Personal information
- Full name: Vladimir Ilyich Bychek
- Date of birth: 21 October 1952
- Place of birth: Khabarovsk, Soviet Union
- Date of death: 13 December 2015 (aged 63)
- Place of death: Khabarovsk, Russia
- Height: 1.78 m (5 ft 10 in)
- Position(s): Defender

Senior career*
- Years: Team / Apps / (Gls)
- 1974–1977: SKA Khabarovsk / 99 / (4)
- 1977: CSKA Moscow / 22 / (0)
- 1978–1987: SKA Khabarovsk / 370 / (3)
- 1993: SKA Khabarovsk / 15 / (0)

Managerial career
- 1988–1994: SKA Khabarovsk

= Vladimir Bychek =

Russian football player (1952–2015)

Vladimir Ilyich Bychek (Владимир Ильич Бычек; 21 October 1952 – 13 December 2015) was a Russian professional football player and coach.

==Career==
Bychek began playing professional football with local side SKA Khabarovsk in 1973. He played a total of 14 seasons for the club in the Soviet First League and Soviet Second League, making 479 appearances for the club (the second most in all-time).
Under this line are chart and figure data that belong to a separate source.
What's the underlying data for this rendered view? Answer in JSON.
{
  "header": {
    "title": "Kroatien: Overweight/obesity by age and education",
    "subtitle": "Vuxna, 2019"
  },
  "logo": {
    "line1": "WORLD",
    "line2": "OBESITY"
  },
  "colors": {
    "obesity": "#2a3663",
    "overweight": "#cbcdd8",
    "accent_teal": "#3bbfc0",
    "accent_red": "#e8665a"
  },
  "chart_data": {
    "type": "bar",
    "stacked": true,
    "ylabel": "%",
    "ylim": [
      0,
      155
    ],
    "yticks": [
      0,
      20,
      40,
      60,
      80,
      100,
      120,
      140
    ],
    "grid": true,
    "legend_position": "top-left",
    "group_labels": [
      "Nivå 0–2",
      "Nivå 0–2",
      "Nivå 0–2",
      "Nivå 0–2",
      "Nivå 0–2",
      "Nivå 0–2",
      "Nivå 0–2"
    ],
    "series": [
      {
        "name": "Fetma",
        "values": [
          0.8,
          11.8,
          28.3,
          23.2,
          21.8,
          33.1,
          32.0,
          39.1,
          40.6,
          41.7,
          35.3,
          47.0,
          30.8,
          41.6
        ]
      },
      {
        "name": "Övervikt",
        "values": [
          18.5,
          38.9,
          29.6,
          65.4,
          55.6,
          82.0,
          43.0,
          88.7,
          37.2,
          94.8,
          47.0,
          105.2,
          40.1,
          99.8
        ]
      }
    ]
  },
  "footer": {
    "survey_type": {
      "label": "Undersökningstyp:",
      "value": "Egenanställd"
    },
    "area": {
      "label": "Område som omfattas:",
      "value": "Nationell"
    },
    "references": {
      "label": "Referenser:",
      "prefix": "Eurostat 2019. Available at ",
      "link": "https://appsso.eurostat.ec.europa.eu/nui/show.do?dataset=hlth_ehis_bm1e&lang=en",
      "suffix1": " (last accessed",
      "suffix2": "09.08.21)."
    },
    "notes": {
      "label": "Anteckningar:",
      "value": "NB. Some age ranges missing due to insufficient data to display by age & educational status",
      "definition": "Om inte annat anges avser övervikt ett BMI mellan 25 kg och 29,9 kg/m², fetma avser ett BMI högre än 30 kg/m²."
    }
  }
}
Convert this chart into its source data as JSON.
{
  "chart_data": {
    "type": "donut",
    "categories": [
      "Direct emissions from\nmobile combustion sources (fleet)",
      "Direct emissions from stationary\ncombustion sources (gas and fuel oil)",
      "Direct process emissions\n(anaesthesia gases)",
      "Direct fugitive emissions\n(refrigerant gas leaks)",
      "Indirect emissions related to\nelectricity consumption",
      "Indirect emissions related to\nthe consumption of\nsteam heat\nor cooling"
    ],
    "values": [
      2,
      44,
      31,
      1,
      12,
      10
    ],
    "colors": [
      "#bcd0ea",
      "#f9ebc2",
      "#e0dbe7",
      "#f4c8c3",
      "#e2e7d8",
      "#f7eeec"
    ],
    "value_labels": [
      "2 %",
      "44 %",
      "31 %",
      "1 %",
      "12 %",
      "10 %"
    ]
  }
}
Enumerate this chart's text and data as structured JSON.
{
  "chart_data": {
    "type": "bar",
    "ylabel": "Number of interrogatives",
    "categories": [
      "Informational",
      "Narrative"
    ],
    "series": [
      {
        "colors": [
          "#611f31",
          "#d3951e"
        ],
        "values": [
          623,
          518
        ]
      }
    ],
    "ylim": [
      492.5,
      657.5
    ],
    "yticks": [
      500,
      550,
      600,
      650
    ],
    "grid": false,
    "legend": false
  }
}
In 1980, Bychek was part of the SKA squad that achieved a best-ever sixth-place finish in the Soviet First League (the squad was rewarded with a tour of Mozambique).

In 1976, Bychek was named to the list of the best 22 players in the Soviet First and Second Leagues. As a result, he was able to join Soviet Top League club CSKA Moscow where he made 22 appearances in the 1977 season.

After he retired from playing, Bychek became a football coach. He led his former club, SKA from 1988 to 1994, even playing 15 Soviet First League matches during the 1993 season as the club struggled to pay its players.